A story in the April 27 edition of Capital Press, my favorite Pacific Northwest agricultural newspaper (warning: story may disappear soon), profiled a guy who has developed a home chocolate-making process and is now selling equipment and cacao beans to other would-be choclomaniacs.
John Nanci, an Oakland, Calif., chemist who liked to brew his own beer and roast his own coffee, decided to figure out how make chocolate at home, tailoring some existing equipment and custom-manufacturing other products in order to do it.
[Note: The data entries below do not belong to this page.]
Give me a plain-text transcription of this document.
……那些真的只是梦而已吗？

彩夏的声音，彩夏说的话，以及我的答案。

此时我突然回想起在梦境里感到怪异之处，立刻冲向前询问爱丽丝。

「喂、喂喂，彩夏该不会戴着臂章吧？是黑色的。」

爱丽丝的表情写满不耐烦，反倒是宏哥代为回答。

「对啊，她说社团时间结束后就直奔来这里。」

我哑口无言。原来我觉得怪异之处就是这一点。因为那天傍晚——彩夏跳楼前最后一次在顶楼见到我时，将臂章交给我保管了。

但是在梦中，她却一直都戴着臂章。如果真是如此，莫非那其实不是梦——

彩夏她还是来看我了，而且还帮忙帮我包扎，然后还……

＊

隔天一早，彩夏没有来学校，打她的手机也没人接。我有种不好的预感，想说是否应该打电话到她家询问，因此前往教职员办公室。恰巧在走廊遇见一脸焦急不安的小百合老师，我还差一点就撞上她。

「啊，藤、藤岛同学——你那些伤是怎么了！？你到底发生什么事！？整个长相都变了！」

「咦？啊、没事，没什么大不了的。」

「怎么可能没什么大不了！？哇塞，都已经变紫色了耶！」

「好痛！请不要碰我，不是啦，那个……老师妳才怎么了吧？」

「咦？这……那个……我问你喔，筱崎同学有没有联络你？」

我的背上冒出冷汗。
If you've ever taken the tour at Theo Chocolate—it only costs $5, and you get to eat your weight in samples—you'll realize what a complicated process it is to make chocolate out of cacao beans. There aren't more than a handful of companies in the United States who tackle it, period, and even fewer (less than three, if I'm being generous) on an small, artisanal scale.
But as anyone who's walked through the markets of Oaxaca City and passed the tiny chocolate-milling stalls knows, it may be worth attempting the impossible just for the aromatherapeutic benefits. Nanci's company, Chocolate Alchemy, sells things like nibs, cacao butter, machines, thermometers, and instructions to anyone willing to try. Of course, his $45 novice package, in which he gives you a head start with roasted cacao nibs instead of raw beans, requires you to also purchase a $335 melangeur and a $265 juicer.
But I bet you anything Seattle is filled with insane gastronomes with the money and drive to do it. Just imagine the bragging rights. You could cast so much shade on those goat-cheese-culturers and pancetta-curers.
Of course, if you need a professional opinion (gratis) on your trial batches, samples may be sent here.